Abbiamo molto altro di cui occuparci, tipo fermare la strage di anziani, vaccinare la popolazione adulta, reinventarci per evitare di precipitare senza paracadute una volta usciti dal tunnel COVID 19 e ripartire per non farci trovare impreparati quando arriverà la prossima pandemia. Eppure non possiamo far finta di niente di fronte a quello che sta succedendo in queste ore a cento chilometri da Mosca.
Alexei Navalny sta morendo in un gulag puntiniano, dopo essere scampato per miracolo al tentativo di assassinio con il veleno Novichok, e dopo essere tornato in patria per sfidare il satrapo del Cremlino. Putin lo ha fatto arrestare all’aeroporto di Mosca, facendo eseguire una sentenza farsa per un reato inventato dai suoi inquisitori, come ai bei tempi delle purghe. E ora lo sta uccidendo lentamente, negandogli le cure necessarie, nel disinteresse generale. Nel suo piccolo, Linkiesta se ne è occupata pubblicando la favolosa inchiesta giornalistica condotta da Navalny contro Putin, un romanzo avvincente e a suo modo divertente che fotografa il sistema di potere assoluto del Cremlino (la potete acquistare qui, sul Paper, non ve ne pentirete).
Come ha detto Joe Biden, Putin è un killer, un killer di civili nei Paesi sovrani dell’ex impero sovietico, un killer di suoi connazionali in patria, un killer dentro e fuori i confini della grande madre Russia, un killer di giornalisti, un killer di suoi oppositori politici.

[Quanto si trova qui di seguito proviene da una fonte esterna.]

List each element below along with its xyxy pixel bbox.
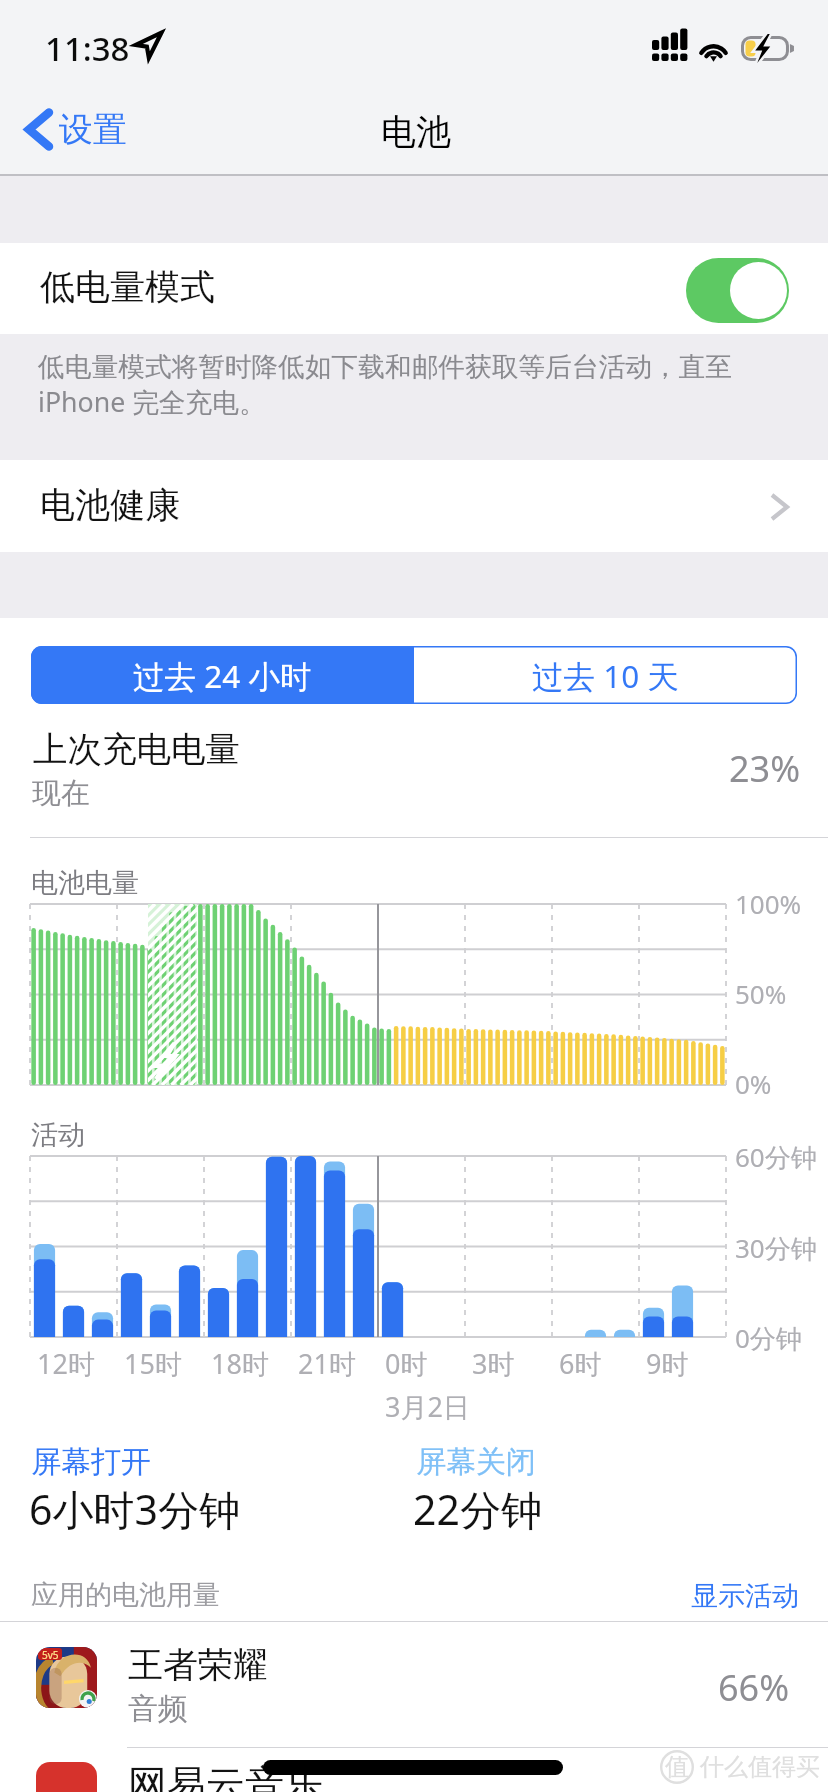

Dopo l’evidente collusione trumpiana col Cremlino (è notizia di ieri che un funzionario del team Trump nel 2016 ha passato informazioni ai russi), Biden sta cominciando a prendere provvedimenti contro il Cremlino, con sanzioni, pressioni internazionali e inasprimento dell’atteggiamento Nato di fronte alle nuove manovre militari russe ai confini con l’Ucraina. Trump è stato il pupazzo di Putin, come aveva avvertito Hillary Clinton fin dai dibattiti presidenziali del 2016, ma ci sono anche forti responsabilità di Barack Obama, e in parte anche di George W. Bush, perché entrambi hanno consentito al Cremlino di invadere due Paesi europei, di annettersi un’intera regione dell’Ucraina, di finanziare gli estremismi di destra in giro per il mondo, di diffondere il caos, di interferire nei processi democratici e di manipolare l’opinione pubblica dell’Occidente, ancora oggi con la grande bufala del vaccino Sputnik.
Ci sono anche responsabilità nostre, italiane, in questa storia che iniziano in tempi lontani con Silvio Berlusconi, il quale però voleva portare Putin nella Nato non la Nato da Putin, e continuano con Giuseppe Conte, per fortuna disarcionato dicono da un complotto internazionale (evviva i complotti internazionali quando abbattono gli amici di Putin e di Trump), e con Luigi Di Maio, Manlio Di Stefano, incredibilmente ancora al loro posto di governo, fino a Matvej Salvinov e a una certa pubblicistica di destra sempre alla ricerca dell’uomo forte.
Da Berlusconi a Conte, solo Matteo Renzi ha avuto il coraggio da presidente del Consiglio di andare sul ponte Bolshoi Moskvorecki a rendere omaggio a Boris Nemtsov, l’oppositore di Putin ucciso barbaramente chissà da chi e a criticare al Forum di San Pietroburgo davanti a Putin le leggi russe discriminatorie verso le persone Lgbti.
Il problema adesso è che cosa fare per sventare l’assassinio di Navalny e come reagire nel malaugurato caso in cui il leader democratico non riesca a sopravvivere alla tortura putiniana. Le dichiarazioni della Casa Bianca, i tweet della Farnesina, le minacce della Nato sono una bella cosa, coraggiosa e giusta, ma finora hanno solo fatto il solletico a Putin. Se Navalny muore, ha scritto ieri il New York Times, sappiamo già chi è il responsabile e crediamo che dovrà pagare un conto molto alto. Come far pagare il conto a Putin è un’altra questione per ora senza soluzione, specie in questi tempi di crisi pandemica, ma sarà il cuore del dibattito occidentale nelle prossime settimane.